As an ordinary member of the (UK) Libertarian Party, I have watched the internal car crash of the last month with puzzlement. I cannot pretend to be upset. I suppose this is because I have not really invested in the Party, either financially, emotionally or temporally.
I have attended the meetings of the London/South East section a number of times, and met a lot of good people, and I have seen these as mainly social events, where libertarians can get to know each other, share ideas, make connections etc., and start building something which could be called without exaggeration a movement.
The party debacle will be known (I guess) to most readers here. It involves allegations against the erstwhile leader. It involves the internal investigation of those allegations, and how the party leadership has handled the matter, and it also brings into sharp focus what the party has been doing (or not, as the case may be) since it was formed four years ago.
I do not know the people involved, neither the leader (now ex), the accuser, nor the chairman who has now released a report of his investigation. I am in the position of many ordinary members, in that all I have been able to do since the storm broke is scratch my head and wonder.
Other than an incredibly witty post lampooning the story, I have thrown a few comments the way of the leadership via the party's blog. One in particular called on the National Committee to hold a Special General Meeting. This now, according to the chairman's report is going to be done, but when I raised it a few weeks ago, the response from the chairman was (to paraphrase); 'shut up, peasant'.
Meanwhile across the libertarian bloggersphere, members are announcing they're quitting the party, ex-members (which outnumber the members) are declaring that their decision has been vindicated, and anti-libertarians are enjoying the schadenfreude. With regard to the latter, fair enough. With regard to the members and ex-members, I have to wonder why they joined in the first place. If you have a group of people, and 80% say they're leaving (or have left) because the group isn't doing what they think it should, it doesn't take a mathematician to work out an alternative, that being the 80% stick around and drive the agenda in the direction they favour.
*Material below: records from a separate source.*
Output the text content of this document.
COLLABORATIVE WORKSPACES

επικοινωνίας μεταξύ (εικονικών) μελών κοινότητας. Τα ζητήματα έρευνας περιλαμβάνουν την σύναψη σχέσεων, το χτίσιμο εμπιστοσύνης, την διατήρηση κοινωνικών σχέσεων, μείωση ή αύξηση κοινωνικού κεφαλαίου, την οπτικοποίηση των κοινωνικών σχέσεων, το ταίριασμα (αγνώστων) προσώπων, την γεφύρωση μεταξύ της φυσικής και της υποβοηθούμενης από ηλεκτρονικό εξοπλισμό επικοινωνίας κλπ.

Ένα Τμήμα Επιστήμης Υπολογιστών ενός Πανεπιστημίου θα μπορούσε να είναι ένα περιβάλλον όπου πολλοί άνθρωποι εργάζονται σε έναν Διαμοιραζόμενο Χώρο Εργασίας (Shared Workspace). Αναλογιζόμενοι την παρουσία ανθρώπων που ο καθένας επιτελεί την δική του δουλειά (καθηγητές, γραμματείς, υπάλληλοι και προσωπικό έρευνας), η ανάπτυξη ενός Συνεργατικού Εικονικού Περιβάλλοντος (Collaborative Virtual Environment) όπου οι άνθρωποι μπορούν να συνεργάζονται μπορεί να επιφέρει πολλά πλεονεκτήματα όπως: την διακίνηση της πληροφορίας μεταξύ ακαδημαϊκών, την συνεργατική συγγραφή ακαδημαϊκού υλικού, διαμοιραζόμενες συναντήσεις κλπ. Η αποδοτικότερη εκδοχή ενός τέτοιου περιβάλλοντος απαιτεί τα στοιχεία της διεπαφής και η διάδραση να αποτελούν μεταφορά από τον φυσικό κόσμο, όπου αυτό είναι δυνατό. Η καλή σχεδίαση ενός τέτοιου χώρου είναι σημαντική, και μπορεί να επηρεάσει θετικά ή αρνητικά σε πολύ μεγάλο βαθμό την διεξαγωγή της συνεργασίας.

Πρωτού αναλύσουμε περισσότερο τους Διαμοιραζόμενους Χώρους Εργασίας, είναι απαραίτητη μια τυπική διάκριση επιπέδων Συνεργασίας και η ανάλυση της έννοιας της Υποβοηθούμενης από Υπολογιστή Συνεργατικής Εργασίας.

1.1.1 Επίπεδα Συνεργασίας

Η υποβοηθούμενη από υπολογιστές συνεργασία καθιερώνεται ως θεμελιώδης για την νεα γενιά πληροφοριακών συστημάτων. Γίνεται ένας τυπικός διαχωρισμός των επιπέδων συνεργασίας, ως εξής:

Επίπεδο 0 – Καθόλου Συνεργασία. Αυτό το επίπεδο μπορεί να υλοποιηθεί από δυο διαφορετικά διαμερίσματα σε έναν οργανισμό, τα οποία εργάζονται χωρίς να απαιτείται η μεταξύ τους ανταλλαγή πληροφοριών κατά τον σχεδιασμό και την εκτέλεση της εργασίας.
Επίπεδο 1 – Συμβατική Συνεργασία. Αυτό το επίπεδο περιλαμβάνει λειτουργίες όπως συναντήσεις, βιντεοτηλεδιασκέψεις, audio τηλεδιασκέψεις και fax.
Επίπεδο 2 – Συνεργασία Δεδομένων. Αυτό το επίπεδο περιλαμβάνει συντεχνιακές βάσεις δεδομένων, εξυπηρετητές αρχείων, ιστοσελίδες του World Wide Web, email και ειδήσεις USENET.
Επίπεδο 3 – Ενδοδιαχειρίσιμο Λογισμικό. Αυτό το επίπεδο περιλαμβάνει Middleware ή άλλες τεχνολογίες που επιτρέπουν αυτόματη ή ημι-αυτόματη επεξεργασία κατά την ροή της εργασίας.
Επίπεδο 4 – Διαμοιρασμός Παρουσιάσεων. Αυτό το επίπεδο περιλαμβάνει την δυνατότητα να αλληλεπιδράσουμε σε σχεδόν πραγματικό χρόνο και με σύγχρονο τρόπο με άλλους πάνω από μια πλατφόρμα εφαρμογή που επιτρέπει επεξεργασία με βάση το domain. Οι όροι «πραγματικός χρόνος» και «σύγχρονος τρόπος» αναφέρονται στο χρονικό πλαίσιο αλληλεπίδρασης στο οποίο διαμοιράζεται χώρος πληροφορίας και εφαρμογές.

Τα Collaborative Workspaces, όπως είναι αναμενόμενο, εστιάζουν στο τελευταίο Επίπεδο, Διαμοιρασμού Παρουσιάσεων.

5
As for the now ex-leader, what little grace he had was blown by his refusal to defend himself, and his inability to separate his private business matters from leading the party. I have no knowledge of the rights and wrongs of his on-going war with BIS, and I don't see why I should have to know. It strikes me as straightforward that he should not have become leader whilst these matters were still in dispute, but he stood unopposed for the leader's position, so the real problem is a lack of alternative leaders. In actual fact, it was his proposed agenda, put forward when he was seeking the position, and my desire to oppose it, which led me to join the party in the first place. Central to this was the idea of changing the party name, and making the adoption of a Swiss-style constitution the central plank of party policy. Happily this was voted down without my assistance - I turned up late to the AGM and missed the vote. Nevertheless I was disappointed that there was nobody contesting the party leadership against a man whose first proposed act was to abolish the Libertarian Party and create something called the Libertarian and Constitutional Party in its place.
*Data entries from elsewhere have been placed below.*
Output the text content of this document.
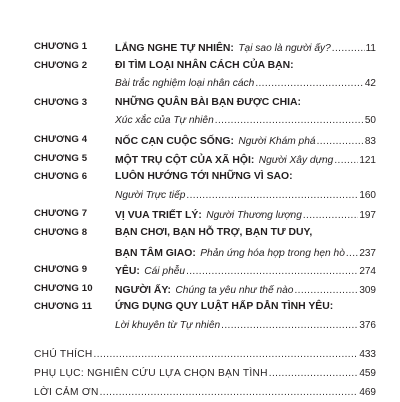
CHƯƠNG 1	LẮNG NGHE TỰ NHIÊN:
Tại sao là người ấy? .....	11
CHƯƠNG 2	ĐI TÌM LOẠI NHÂN CÁCH CỦA BẠN:
Bài trắc nghiệm loại nhân cách .....	42
CHƯƠNG 3	NHỮNG QUÂN BÀI BẠN ĐƯỢC CHIA:
Xúc xắc của Tự nhiên .....	50
CHƯƠNG 4	NỐC CẠN CUỘC SỐNG:
Người Khám phá .....	83
CHƯƠNG 5	MỘT TRỤ CỘT CỦA XÃ HỘI:
Người Xây dựng .....	121
CHƯƠNG 6	LUÔN HƯỚNG TỚI NHỮNG VÌ SAO:
Người Trực tiếp .....	160
CHƯƠNG 7	VỊ VUA TRIẾT LÝ:
Người Thương lượng .....	197
CHƯƠNG 8	BẠN CHƠI, BẠN HỖ TRỢ, BẠN TƯ DUY,
BẠN TÂM GIAO:
Phản ứng hóa hợp trong hẹn hò ..... 237
CHƯƠNG 9	YÊU:
Cái phễu .....	274
CHƯƠNG 10	NGƯỜI ẤY:
Chúng ta yêu như thế nào .....	309
CHƯƠNG 11	ỨNG DỤNG QUY LUẬT HẤP DẪN TÌNH YÊU:
Lời khuyên từ Tự nhiên .....	376
CHÚ THÍCH .....	433
PHỤ LỤC: NGHIÊN CỨU LỰA CHỌN BẠN TÌNH .....	459
LỜI CẢM ƠN .....	469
Turning to the accuser, blogger Anna Raccoon, I know little of her. I find her blog sometimes interesting, but something about it puts me off. I think it is the commenters, who seem engaged in some kind of group-hug, and all fiercely loyal to the author, perhaps because they associate her with the cuddly image of the raccoon on the masthead or perhaps because they know her on a more personal level. In any case, it's a club I'm not a member of. Maybe she's done a service to the party, or maybe she's helped kill the party dead. Either way, from what she's written, she sees the party as the handful of people, including the ex-leader, with whom she's had dealings, and whatever the misdeads of the ex-leader, I don't consider myself, as a party member, to be guilty. If Andrew Withers didn't wipe the seat after mis-aiming, that doesn't mean the Libertarian Party pissed all over her toilet. As with the fair-weather members noted above, if she disagreed with the direction of the Party, or lack therof, she could have, as a member decided to do something about it. Of course I understand if someone has been involved and come away totally disillusioned, that person could quite rationally decide to wash their hands of the whole business, but most members and ex-members are not in this situation. Rather they've been waiting for something to happen, instead of making something happen.
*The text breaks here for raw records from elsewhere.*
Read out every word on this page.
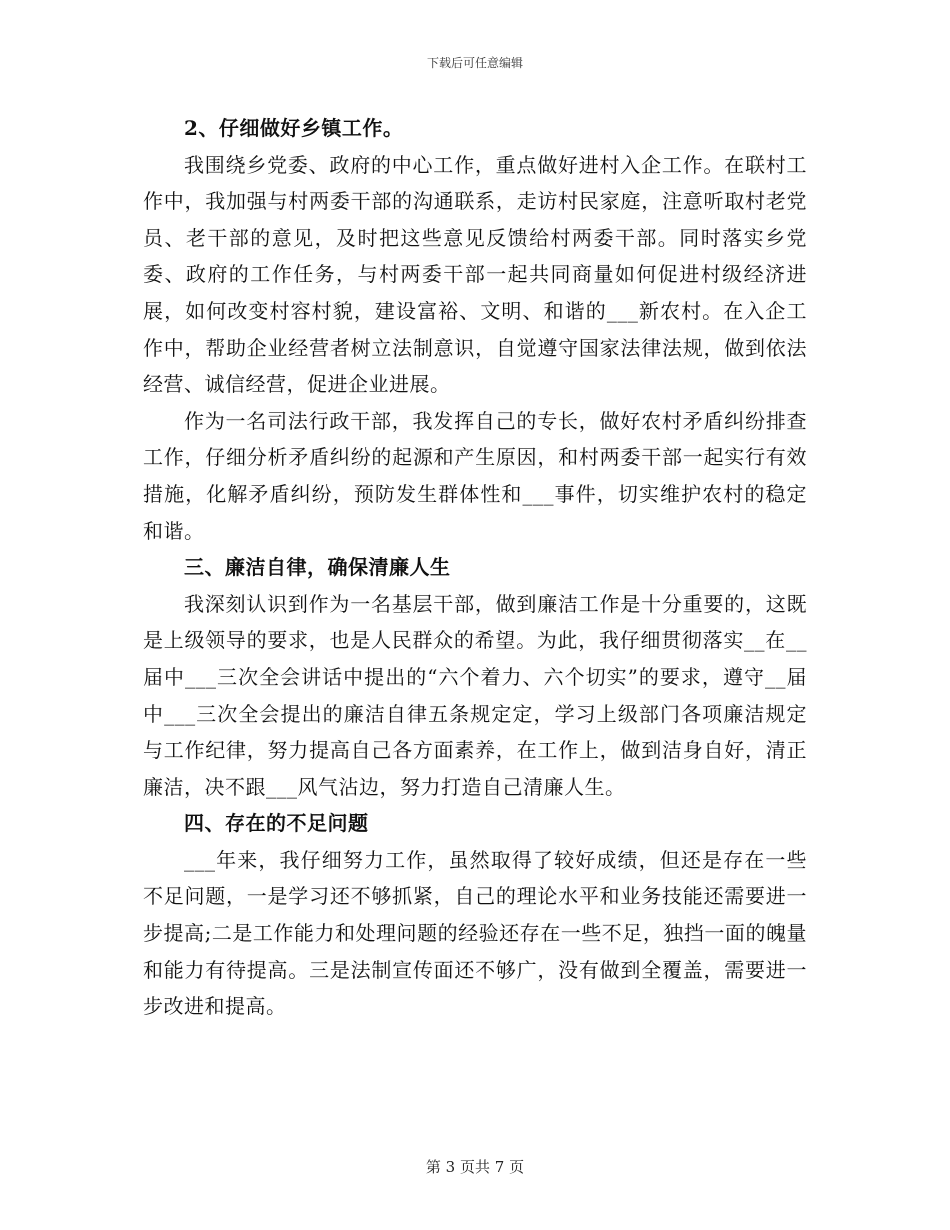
下载后可任意编辑

2、仔细做好乡镇工作。

我围绕乡党委、政府的中心工作，重点做好进村入企工作。在联村工作中，我加强与村两委干部的沟通联系，走访村民家庭，注意听取村老党员、老干部的意见，及时把这些意见反馈给村两委干部。同时落实乡党委、政府的工作任务，与村两委干部一起共同商量如何促进村级经济进展，如何改变村容村貌，建设富裕、文明、和谐的___新农村。在入企工作中，帮助企业经营者树立法制意识，自觉遵守国家法律法规，做到依法经营、诚信经营，促进企业进展。

作为一名司法行政干部，我发挥自己的专长，做好农村矛盾纠纷排查工作，仔细分析矛盾纠纷的起源和产生原因，和村两委干部一起实行有效措施，化解矛盾纠纷，预防发生群体性和___事件，切实维护农村的稳定和谐。

三、廉洁自律，确保清廉人生

我深刻认识到作为一名基层干部，做到廉洁工作是十分重要的，这既是上级领导的要求，也是人民群众的希望。为此，我仔细贯彻落实__在__届中___三次全会讲话中提出的“六个着力、六个切实”的要求，遵守__届中___三次全会提出的廉洁自律五条规定定，学习上级部门各项廉洁规定与工作纪律，努力提高自己各方面素养，在工作上，做到洁身自好，清正廉洁，决不跟___风气沾边，努力打造自己清廉人生。

四、存在的不足问题

___年来，我仔细努力工作，虽然取得了较好成绩，但还是存在一些不足问题，一是学习还不够抓紧，自己的理论水平和业务技能还需要进一步提高;二是工作能力和处理问题的经验还存在一些不足，独挡一面的魄量和能力有待提高。三是法制宣传面还不够广，没有做到全覆盖，需要进一步改进和提高。

第 3 页共 7 页
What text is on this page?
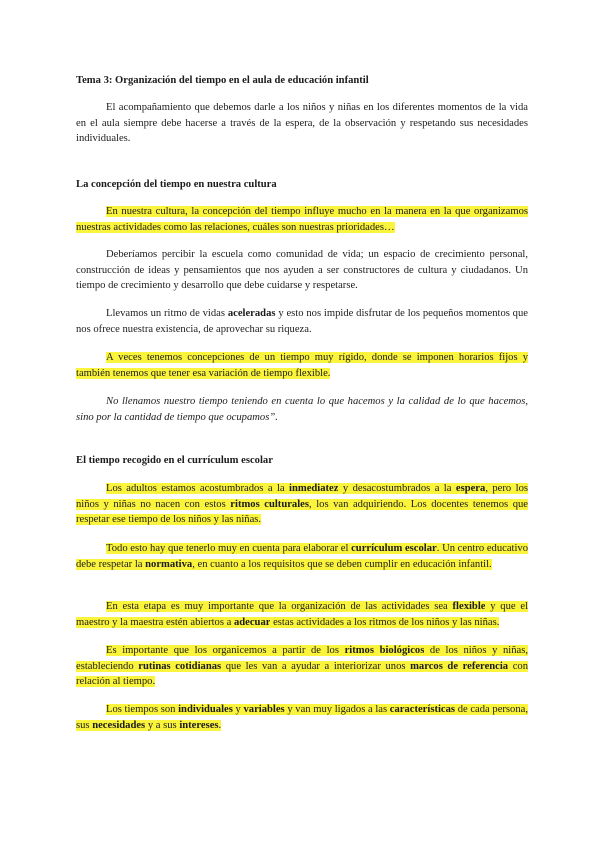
Tema 3: Organización del tiempo en el aula de educación infantil
El acompañamiento que debemos darle a los niños y niñas en los diferentes momentos de la vida en el aula siempre debe hacerse a través de la espera, de la observación y respetando sus necesidades individuales.
La concepción del tiempo en nuestra cultura
En nuestra cultura, la concepción del tiempo influye mucho en la manera en la que organizamos nuestras actividades como las relaciones, cuáles son nuestras prioridades…
Deberíamos percibir la escuela como comunidad de vida; un espacio de crecimiento personal, construcción de ideas y pensamientos que nos ayuden a ser constructores de cultura y ciudadanos. Un tiempo de crecimiento y desarrollo que debe cuidarse y respetarse.
Llevamos un ritmo de vidas aceleradas y esto nos impide disfrutar de los pequeños momentos que nos ofrece nuestra existencia, de aprovechar su riqueza.
A veces tenemos concepciones de un tiempo muy rígido, donde se imponen horarios fijos y también tenemos que tener esa variación de tiempo flexible.
No llenamos nuestro tiempo teniendo en cuenta lo que hacemos y la calidad de lo que hacemos, sino por la cantidad de tiempo que ocupamos”.
El tiempo recogido en el currículum escolar
Los adultos estamos acostumbrados a la inmediatez y desacostumbrados a la espera, pero los niños y niñas no nacen con estos ritmos culturales, los van adquiriendo. Los docentes tenemos que respetar ese tiempo de los niños y las niñas.
Todo esto hay que tenerlo muy en cuenta para elaborar el currículum escolar. Un centro educativo debe respetar la normativa, en cuanto a los requisitos que se deben cumplir en educación infantil.
En esta etapa es muy importante que la organización de las actividades sea flexible y que el maestro y la maestra estén abiertos a adecuar estas actividades a los ritmos de los niños y las niñas.
Es importante que los organicemos a partir de los ritmos biológicos de los niños y niñas, estableciendo rutinas cotidianas que les van a ayudar a interiorizar unos marcos de referencia con relación al tiempo.
Los tiempos son individuales y variables y van muy ligados a las características de cada persona, sus necesidades y a sus intereses.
So, in summary, I am still a member of the Libertarian Party and will be for at least as long as my annual membership lasts, or until I come to the conclusion that there really is no point in remaining. The present crisis has two possible conclusions.
One; complete implosion.
Two; the party members come together, remember what it was that they originally wanted to do, elect new, untarnished, unjaded members to the leadership and put in place a course of action that takes the party forward.
The Special General Meeting will reveal which way the Party wants to go.